Nested joins in rails

2 minute read

Recently while contributing to RubyForGood, I came across a problem, requiring nested joins. I had not faced a similar situation before. And to my surprise, ActiveRecord seems to be able to handle this quite easily.

Premise

InKind is an application built to serve Community Education Partnerships. This application provides an admin interface to manage volunteers and students.

A Student is assigned an active Staff(User) through StudentStaffAssignment.

class Student
  has_many :student_staff_assignments
  has_one :active_student_staff_assignment,
          -> { where("student_staff_assignments.end_date > ?", Date.current) },
          class_name: "StudentStaffAssignment"
  has_one :staff, through: :active_student_staff_assignment
end
class StudentStaffAssignment < ApplicationRecord
  belongs_to :student
  belongs_to :staff, class_name: "User",
                     foreign_key: :staff_id,
                     inverse_of: :student_staff_assignments
end

A Student can respond to a Survey.

class SurveyResponse < ApplicationRecord
  belongs_to :student
  belongs_to :survey
end

There can be SupportTickets created, based on SurveyResponse provided by the student.

class SupportTicket < ApplicationRecord
  belongs_to :survey_response,
             foreign_key: :survey_response_id,
             optional: true
end

Problem and “the solution”

If we need the name of active staff assigned to the student for a support_ticket we can get it pretty easily,

ticket = SupportTicket.find(params[:id])
ticket.survey_response&.student&.active_student_staff_assignment&.staff&.name

It becomes tricky, when we need to sort all the tickets in the active staff’s name.

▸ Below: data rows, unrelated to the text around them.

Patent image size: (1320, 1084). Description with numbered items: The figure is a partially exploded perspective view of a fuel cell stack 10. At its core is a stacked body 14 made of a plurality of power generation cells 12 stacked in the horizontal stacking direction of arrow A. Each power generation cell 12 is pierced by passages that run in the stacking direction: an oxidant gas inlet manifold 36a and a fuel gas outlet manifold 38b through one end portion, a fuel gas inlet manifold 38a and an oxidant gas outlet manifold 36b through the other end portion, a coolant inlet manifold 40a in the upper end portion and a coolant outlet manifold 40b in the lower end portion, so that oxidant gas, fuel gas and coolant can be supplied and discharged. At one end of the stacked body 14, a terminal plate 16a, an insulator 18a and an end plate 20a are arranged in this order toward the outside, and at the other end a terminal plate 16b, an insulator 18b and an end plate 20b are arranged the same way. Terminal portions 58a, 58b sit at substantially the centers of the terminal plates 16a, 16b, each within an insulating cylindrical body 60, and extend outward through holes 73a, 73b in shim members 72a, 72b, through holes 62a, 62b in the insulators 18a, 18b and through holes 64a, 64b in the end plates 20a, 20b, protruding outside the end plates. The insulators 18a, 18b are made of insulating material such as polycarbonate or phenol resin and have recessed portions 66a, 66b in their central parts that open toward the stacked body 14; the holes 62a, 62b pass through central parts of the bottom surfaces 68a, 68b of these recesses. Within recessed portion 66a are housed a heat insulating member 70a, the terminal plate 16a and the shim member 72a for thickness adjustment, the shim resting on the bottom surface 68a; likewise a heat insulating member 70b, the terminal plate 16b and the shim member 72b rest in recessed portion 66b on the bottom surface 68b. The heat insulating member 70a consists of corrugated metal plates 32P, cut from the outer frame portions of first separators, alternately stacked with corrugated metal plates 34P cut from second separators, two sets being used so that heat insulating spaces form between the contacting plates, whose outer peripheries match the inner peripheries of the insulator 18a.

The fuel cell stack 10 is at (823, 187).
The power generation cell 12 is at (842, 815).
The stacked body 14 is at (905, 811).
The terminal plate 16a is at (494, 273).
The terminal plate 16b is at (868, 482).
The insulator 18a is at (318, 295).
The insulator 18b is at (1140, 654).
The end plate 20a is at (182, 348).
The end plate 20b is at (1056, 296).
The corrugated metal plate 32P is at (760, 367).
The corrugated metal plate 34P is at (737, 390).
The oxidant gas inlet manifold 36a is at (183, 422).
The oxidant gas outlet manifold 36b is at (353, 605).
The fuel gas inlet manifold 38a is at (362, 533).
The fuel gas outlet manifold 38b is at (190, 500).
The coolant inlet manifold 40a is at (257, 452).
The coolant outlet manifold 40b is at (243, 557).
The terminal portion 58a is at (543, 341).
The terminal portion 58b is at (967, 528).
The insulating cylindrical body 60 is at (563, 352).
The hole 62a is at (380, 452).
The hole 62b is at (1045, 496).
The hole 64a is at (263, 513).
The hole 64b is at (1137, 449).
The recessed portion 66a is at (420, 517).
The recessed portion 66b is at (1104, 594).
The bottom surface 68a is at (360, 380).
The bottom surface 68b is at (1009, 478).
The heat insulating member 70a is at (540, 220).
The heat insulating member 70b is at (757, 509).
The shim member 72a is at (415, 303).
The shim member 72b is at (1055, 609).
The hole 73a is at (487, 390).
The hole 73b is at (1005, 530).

First, we will need to get all the data, which will need nested joins.

SupportTicket
  .left_outer_joins(
  :requestor,
  survey_response: {
    student: {
      active_student_staff_assignment: :staff
    }
  })

If you notice, we are not just doing nested joins. We are also using scopes and table alias. And ActiveRecord just worksTM

It is pretty neat!

Next up, for sorting. We want to sort on staff.last_name. We can print the SQL query using .to_sql and study the table structures.

SELECT "support_tickets".* FROM "support_tickets"
LEFT OUTER JOIN "users" ON "users"."id" = "support_tickets"."requestor_id"
LEFT OUTER JOIN "survey_responses" ON "survey_responses"."id" = "support_tickets"."survey_response_id"
LEFT OUTER JOIN "students" ON "students"."id" = "survey_responses"."student_id"
LEFT OUTER JOIN "student_staff_assignments" ON "student_staff_assignments"."student_id" = "students"."id"
                AND (student_staff_assignments.end_date > '2022-01-03')
LEFT OUTER JOIN "users" "staffs_student_staff_assignments" ON "staffs_student_staff_assignments"."id" = "student_staff_assignments"."staff_id"

From the above, we can see that the staffs_student_staff_assignments table has the active staff information. And we can sort using,

SupportTicket
  .left_outer_joins(
  :requestor,
  survey_response: {
    student: {
      active_student_staff_assignment: :staff
    }
  })
  .order('staffs_student_staff_assignments.last_name' => :desc)

Which generates the query,

SELECT "support_tickets".* FROM "support_tickets"
LEFT OUTER JOIN "users" ON "users"."id" = "support_tickets"."requestor_id"
LEFT OUTER JOIN "survey_responses" ON "survey_responses"."id" = "support_tickets"."survey_response_id"
LEFT OUTER JOIN "students" ON "students"."id" = "survey_responses"."student_id"
LEFT OUTER JOIN "student_staff_assignments" ON "student_staff_assignments"."student_id" = "students"."id"
                AND (student_staff_assignments.end_date > '2022-01-03')
LEFT OUTER JOIN "users" "staffs_student_staff_assignments" ON "staffs_student_staff_assignments"."id" = "student_staff_assignments"."staff_id"
ORDER BY "staffs_student_staff_assignments"."last_name" DESC

Alright, that is all I had to share today.